С верхней полки стеллажа из динамиков, подкрученных до минимума, доносился далекий голос Мелины Меркури. Я никогда не слышала этой песни, и, хотя исполнялась она по-гречески, в ней звучало что-то французское и итальянское — грустная мелодия, вроде дождя над морем. Я сидела на ковре, подложив подушку с восточными узорами, и притопывала в такт мелодии. На ногах у меня были короткие хлопчатобумажные носки в разноцветную полоску, спортивные туфли аккуратно стояли под рабочим столом. Старая детская привычка: я чувствовала себя уютно только без обуви, но сейчас сомневалась, прилично ли сидеть вот так, необутой.
Профессор налил мне еще чаю, спокойно рассказывая что-то о жестокости политических нравов во Флоренции XV века, в тот момент чуждой мне, как верхний палеолит. Похоже, события последних двух дней вылетели у него из головы. Во всяком случае, он нисколько не напоминал человека, только что выписанного из больницы, чей дом к тому же недавно ограбили. Если с кем-то случится такое, он не станет как ни в чем не бывало курить трубку и рассуждать о чести семьи Медичи. Одно из двух, решила я: или профессор сошел с ума, или его в самом деле мало волнует происходящее. Будь Росси человеком другого склада, я бы подумала, что он бравирует, но, зная его, я даже не осмеливалась предположить такое. И стала просто внимать.
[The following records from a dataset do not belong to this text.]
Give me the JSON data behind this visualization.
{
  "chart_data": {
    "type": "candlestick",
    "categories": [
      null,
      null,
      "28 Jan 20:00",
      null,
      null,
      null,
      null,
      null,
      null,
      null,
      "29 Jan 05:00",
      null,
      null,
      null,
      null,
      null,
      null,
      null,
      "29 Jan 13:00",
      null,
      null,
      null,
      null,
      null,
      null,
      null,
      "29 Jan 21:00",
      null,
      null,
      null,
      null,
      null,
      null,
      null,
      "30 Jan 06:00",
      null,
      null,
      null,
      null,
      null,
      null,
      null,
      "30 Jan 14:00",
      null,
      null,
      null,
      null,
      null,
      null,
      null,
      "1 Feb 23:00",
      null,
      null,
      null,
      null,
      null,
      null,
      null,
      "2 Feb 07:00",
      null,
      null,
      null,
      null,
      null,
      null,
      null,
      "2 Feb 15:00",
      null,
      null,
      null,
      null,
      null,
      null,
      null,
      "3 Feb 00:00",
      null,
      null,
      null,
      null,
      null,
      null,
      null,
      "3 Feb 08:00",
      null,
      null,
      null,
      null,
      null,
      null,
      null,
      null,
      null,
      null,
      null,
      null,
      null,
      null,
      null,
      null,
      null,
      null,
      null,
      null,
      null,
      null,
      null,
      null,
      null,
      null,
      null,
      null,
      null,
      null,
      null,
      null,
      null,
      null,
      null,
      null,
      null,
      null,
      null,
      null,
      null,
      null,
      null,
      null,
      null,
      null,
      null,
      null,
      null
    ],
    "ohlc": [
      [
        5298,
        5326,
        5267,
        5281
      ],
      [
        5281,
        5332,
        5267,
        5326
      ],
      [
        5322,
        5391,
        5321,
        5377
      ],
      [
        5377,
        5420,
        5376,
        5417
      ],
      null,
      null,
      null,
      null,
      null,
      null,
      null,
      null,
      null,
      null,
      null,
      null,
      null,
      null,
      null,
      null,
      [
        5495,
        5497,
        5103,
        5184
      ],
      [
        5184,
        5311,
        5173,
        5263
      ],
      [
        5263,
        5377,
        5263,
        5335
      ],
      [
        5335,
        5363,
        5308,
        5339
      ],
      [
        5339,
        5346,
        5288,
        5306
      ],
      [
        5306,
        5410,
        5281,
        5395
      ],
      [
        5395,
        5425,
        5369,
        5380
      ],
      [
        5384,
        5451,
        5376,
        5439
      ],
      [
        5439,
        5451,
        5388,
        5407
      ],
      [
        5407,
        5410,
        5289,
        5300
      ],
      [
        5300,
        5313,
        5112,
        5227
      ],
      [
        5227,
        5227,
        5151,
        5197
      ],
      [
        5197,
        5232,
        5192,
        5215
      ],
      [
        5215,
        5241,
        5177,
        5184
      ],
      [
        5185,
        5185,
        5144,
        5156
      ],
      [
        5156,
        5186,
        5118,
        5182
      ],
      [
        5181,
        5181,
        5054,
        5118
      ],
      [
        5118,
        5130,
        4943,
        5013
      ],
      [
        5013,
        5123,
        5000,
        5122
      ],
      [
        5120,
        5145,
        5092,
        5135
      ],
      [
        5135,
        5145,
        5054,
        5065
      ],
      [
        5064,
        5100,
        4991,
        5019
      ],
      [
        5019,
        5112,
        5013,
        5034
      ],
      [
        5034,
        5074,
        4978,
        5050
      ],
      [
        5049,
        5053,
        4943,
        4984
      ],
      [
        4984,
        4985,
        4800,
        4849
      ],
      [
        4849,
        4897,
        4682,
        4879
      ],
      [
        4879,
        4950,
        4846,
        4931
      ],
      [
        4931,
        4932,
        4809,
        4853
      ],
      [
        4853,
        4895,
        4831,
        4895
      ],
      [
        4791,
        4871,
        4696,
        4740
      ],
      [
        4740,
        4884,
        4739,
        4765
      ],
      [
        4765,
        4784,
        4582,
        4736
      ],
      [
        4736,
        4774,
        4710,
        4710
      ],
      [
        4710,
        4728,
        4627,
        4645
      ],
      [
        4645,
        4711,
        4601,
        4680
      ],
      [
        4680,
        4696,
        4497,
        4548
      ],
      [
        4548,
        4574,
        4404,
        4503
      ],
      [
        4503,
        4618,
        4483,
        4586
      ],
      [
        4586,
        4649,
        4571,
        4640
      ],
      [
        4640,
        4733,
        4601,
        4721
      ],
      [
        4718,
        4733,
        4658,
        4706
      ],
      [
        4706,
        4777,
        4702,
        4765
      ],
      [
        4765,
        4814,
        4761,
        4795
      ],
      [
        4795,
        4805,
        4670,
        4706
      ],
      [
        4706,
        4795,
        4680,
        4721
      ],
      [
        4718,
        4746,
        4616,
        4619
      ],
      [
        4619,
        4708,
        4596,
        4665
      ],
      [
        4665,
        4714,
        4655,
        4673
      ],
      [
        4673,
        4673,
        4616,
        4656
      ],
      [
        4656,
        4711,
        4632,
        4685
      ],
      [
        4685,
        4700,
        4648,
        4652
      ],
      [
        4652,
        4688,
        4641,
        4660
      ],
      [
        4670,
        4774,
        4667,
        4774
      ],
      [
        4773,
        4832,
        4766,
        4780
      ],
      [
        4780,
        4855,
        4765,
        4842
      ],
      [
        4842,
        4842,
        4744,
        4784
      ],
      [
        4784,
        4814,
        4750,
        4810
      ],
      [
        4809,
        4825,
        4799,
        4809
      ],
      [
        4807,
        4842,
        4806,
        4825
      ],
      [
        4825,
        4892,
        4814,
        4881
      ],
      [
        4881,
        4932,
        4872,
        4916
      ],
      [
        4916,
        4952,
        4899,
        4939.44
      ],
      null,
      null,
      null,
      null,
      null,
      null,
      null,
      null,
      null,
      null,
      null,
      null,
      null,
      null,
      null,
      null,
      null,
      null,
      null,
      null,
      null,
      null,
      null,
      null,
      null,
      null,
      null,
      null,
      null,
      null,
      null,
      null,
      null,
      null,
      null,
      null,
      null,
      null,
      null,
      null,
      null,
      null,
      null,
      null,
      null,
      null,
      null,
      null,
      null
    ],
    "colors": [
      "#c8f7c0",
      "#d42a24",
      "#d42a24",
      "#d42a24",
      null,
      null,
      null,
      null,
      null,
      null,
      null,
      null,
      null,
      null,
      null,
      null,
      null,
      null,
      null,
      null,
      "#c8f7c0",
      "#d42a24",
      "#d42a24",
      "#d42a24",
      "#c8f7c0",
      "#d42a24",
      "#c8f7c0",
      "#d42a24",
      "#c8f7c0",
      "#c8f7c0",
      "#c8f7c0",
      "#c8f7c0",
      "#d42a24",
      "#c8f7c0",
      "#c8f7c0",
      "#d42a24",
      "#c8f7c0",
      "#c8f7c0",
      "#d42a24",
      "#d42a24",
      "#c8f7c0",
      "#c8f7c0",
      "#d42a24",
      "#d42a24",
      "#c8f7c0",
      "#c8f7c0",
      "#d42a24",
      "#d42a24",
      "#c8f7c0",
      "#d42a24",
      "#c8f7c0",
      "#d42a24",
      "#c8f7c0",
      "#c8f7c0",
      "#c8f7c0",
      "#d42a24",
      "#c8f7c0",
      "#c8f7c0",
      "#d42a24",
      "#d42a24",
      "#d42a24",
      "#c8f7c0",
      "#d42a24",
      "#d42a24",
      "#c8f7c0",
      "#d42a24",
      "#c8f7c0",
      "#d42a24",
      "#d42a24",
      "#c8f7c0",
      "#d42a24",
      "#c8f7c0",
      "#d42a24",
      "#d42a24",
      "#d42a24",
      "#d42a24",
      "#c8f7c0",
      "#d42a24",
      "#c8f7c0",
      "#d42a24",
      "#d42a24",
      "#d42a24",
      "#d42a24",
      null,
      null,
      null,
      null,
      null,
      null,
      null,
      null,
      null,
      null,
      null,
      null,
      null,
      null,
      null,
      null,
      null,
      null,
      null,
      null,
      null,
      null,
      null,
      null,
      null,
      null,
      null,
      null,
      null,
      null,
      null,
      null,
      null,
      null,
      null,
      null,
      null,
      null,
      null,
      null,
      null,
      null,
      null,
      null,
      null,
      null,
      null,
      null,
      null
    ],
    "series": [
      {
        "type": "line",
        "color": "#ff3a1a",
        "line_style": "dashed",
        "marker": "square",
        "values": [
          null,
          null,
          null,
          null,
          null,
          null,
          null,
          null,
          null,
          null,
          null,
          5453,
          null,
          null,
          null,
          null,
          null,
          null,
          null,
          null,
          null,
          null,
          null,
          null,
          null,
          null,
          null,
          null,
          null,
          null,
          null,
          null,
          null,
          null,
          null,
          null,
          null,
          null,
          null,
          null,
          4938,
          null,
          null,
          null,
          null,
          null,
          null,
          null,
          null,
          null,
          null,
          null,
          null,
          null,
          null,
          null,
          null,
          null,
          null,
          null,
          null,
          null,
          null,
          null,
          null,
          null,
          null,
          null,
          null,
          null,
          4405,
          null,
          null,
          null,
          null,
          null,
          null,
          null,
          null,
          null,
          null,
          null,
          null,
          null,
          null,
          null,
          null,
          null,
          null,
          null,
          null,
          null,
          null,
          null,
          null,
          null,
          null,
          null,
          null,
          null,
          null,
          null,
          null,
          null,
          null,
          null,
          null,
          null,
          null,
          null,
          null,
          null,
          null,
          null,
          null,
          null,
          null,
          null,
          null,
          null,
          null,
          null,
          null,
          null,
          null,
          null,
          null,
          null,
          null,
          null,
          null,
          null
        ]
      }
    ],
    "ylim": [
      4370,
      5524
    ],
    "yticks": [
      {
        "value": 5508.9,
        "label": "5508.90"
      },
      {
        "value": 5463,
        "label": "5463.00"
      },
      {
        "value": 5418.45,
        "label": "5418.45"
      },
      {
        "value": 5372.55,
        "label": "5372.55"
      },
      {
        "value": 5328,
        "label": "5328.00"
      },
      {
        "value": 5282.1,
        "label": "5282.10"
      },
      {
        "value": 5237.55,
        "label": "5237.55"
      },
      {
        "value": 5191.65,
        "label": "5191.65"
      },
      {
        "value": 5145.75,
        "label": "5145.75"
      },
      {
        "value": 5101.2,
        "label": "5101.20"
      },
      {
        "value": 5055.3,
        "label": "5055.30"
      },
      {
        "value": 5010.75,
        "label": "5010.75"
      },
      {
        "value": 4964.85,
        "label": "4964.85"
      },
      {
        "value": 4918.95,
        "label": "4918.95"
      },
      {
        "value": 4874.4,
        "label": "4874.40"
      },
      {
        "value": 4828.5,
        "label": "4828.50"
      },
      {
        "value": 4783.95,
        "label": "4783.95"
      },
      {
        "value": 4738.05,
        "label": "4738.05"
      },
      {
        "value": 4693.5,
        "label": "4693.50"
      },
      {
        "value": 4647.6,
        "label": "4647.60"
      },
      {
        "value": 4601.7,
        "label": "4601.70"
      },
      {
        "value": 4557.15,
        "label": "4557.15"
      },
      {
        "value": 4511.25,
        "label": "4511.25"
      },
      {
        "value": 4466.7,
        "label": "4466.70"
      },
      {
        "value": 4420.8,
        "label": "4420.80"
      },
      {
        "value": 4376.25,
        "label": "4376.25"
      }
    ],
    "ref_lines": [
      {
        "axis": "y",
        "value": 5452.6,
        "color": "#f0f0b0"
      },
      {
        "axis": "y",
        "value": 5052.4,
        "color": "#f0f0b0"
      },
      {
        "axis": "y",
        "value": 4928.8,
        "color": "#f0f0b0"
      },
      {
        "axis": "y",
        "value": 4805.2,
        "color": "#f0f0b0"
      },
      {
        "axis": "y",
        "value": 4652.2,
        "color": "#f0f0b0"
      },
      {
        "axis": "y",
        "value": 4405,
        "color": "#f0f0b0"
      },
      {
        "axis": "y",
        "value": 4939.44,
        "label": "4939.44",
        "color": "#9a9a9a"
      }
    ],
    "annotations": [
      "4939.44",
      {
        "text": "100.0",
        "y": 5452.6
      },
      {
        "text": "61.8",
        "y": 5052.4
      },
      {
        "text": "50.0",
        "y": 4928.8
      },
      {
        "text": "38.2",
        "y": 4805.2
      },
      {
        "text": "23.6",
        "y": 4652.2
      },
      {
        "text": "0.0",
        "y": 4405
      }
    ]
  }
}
— Когда жажда мести влияет на политику, все ограничения исчезают. Позволена любая жестокость, — заключил он.
Моя папка со старательно выправленным куском диссертации лежала на столе возле банки с вирджинским табаком. На нее упали несколько золотистых волоконец, и профессор смахнул их рукой, а затем развязал тесемки, достал мою работу и провел по краю стопки большим пальцем, словно хотел сосчитать листы.
— Вижу, ты серьезно поработала. И надеюсь, плодотворно.
— Я тоже надеюсь, — улыбнулась я, давая понять, что с нетерпением ждала его вердикта.
— Но вот чего я не понимаю, Анна: почему ты не рассказала мне о разговоре с этим типом в архиве?.. Как, говоришь, его зовут?
— Боско Кастильоне.
— Ну да. Ума не приложу, почему ты так сделала. Не знаю… Похоже, ты мне не доверяешь.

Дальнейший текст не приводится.